Overcome Blocks To Your Focus:
- Feeling stuck will affect your focus. Ask yourself, what does “stuckness” feel like? Does it feel tight? Does it feel like a lid on top of you causing pressure? Does it feel like a boulder pressing down on you? Does it feel like being trapped in a small space? Keep asking, until you recognize what it is and it will slowly dissolve.
- Respect your body’s reactions. Are you feeling tense and agitated? What is your body responding to? What’s your body’s sense of what to do next? Is it giving you a message that something is coming up in your awareness? Maybe it’s helping you to bring your focus to a different direction.
- Focus on whatever gets in the way of your focus. It may be that you need to remove this obstacle first.
- Allow the “feeling” (that gets in the way) to expand. Let this feeling get bigger until you can recognize it and give it a name. As an example, if the recognized feeling is anger, ask yourself: what is all that about – the anger? Then “feel” what it’s all about.
- Don’t listen to your inner critic. Don’t respect this voice. It will focus you on how bad you feel and cloud reality.
- Ask these open-ended questions of yourself: What is really going on? What is underneath the lack of focus? What needs to happen to move through this?

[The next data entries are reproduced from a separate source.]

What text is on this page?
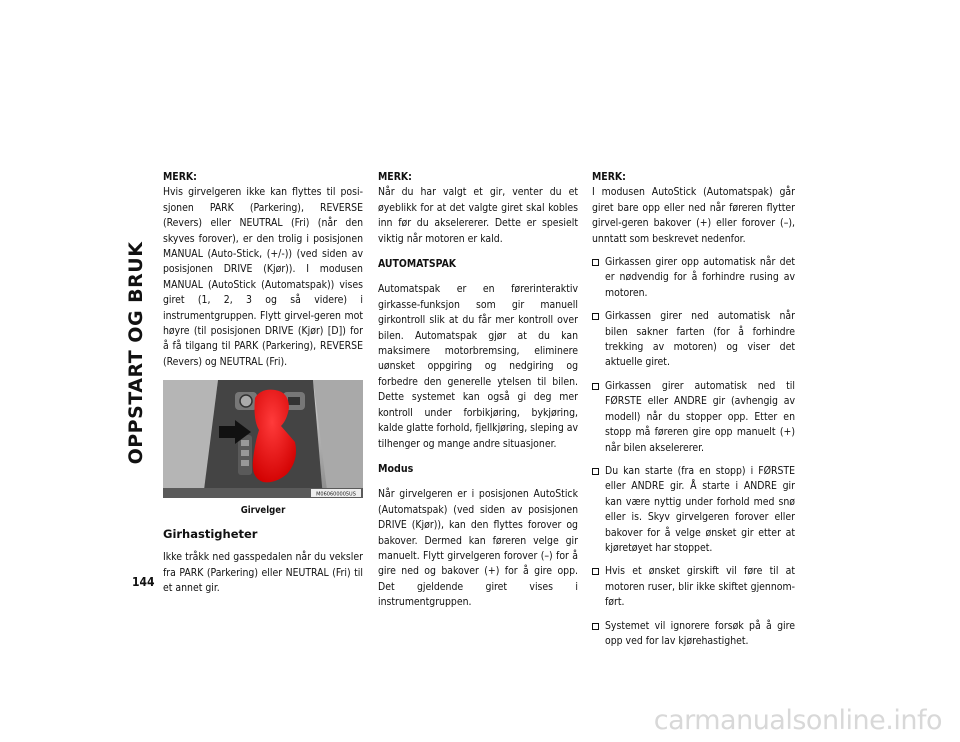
OPPSTART OG BRUK
144

MERK:

Hvis girvelgeren ikke kan flyttes til posi-sjonen PARK (Parkering), REVERSE (Revers) eller NEUTRAL (Fri) (når den skyves forover), er den trolig i posisjonen MANUAL (Auto-Stick, (+/-)) (ved siden av posisjonen DRIVE (Kjør)). I modusen MANUAL (AutoStick (Automatspak)) vises giret (1, 2, 3 og så videre) i instrumentgruppen. Flytt girvel-geren mot høyre (til posisjonen DRIVE (Kjør) [D]) for å få tilgang til PARK (Parkering), REVERSE (Revers) og NEUTRAL (Fri).

M060600005US

Girvelger

Girhastigheter

Ikke tråkk ned gasspedalen når du veksler fra PARK (Parkering) eller NEUTRAL (Fri) til et annet gir.

MERK:

Når du har valgt et gir, venter du et øyeblikk for at det valgte giret skal kobles inn før du akselererer. Dette er spesielt viktig når motoren er kald.

AUTOMATSPAK

Automatspak er en førerinteraktiv girkasse-funksjon som gir manuell girkontroll slik at du får mer kontroll over bilen. Automatspak gjør at du kan maksimere motorbremsing, eliminere uønsket oppgiring og nedgiring og forbedre den generelle ytelsen til bilen. Dette systemet kan også gi deg mer kontroll under forbikjøring, bykjøring, kalde glatte forhold, fjellkjøring, sleping av tilhenger og mange andre situasjoner.

Modus

Når girvelgeren er i posisjonen AutoStick (Automatspak) (ved siden av posisjonen DRIVE (Kjør)), kan den flyttes forover og bakover. Dermed kan føreren velge gir manuelt. Flytt girvelgeren forover (–) for å gire ned og bakover (+) for å gire opp. Det gjeldende giret vises i instrumentgruppen.

MERK:

I modusen AutoStick (Automatspak) går giret bare opp eller ned når føreren flytter girvel-geren bakover (+) eller forover (–), unntatt som beskrevet nedenfor.

Girkassen girer opp automatisk når det er nødvendig for å forhindre rusing av motoren.
Girkassen girer ned automatisk når bilen sakner farten (for å forhindre trekking av motoren) og viser det aktuelle giret.
Girkassen girer automatisk ned til FØRSTE eller ANDRE gir (avhengig av modell) når du stopper opp. Etter en stopp må føreren gire opp manuelt (+) når bilen akselererer.
Du kan starte (fra en stopp) i FØRSTE eller ANDRE gir. Å starte i ANDRE gir kan være nyttig under forhold med snø eller is. Skyv girvelgeren forover eller bakover for å velge ønsket gir etter at kjøretøyet har stoppet.
Hvis et ønsket girskift vil føre til at motoren ruser, blir ikke skiftet gjennom-ført.
Systemet vil ignorere forsøk på å gire opp ved for lav kjørehastighet.
carmanualsonline.info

In Choices, Frederic F. Flach writes, “Most people can look back over the years and identify a time and place at which their lives changed significantly. Whether by accident or design, these are the moments when, because of a readiness within us and a collaboration with events occurring around us, we are forced to seriously reappraise ourselves and the conditions under which we live and to make certain choices that will affect the rest of our lives.”
When you embrace the commitment to do something differently, you set a new course and your life will change as a result.
Master the Inner Work of Confrontation
Think about a recent situation or circumstance when you engaged in a conversation which was upsetting and where you felt things were left unresolved (and you’re still thinking about it).
Use the following questions to help you reflect on your thoughts, feelings and actions. Spend a few minutes with each of these questions and write down your responses:
- What were your assumptions, judgments or beliefs about the other person, at the time of the event?
- What was motivating you at the time?
- What did you say or do that worked?
- What did you say or do that didn’t work?
- What were you feeling at the time?
After you have spent a few minutes responding to each of the above questions, take a break and come back to the following questions:
- Is there anything else you could have done?
- What are some other modes of behavior and attitudes you could adopt to serve you better?
- Knowing what you know now, what will you do next time?
Writing it on paper or on the computer is a way to help your mind focus and give you an opportunity to express your thoughts and your feelings from a place of authentic self. You may reveal to yourself that things are not what they seem to be.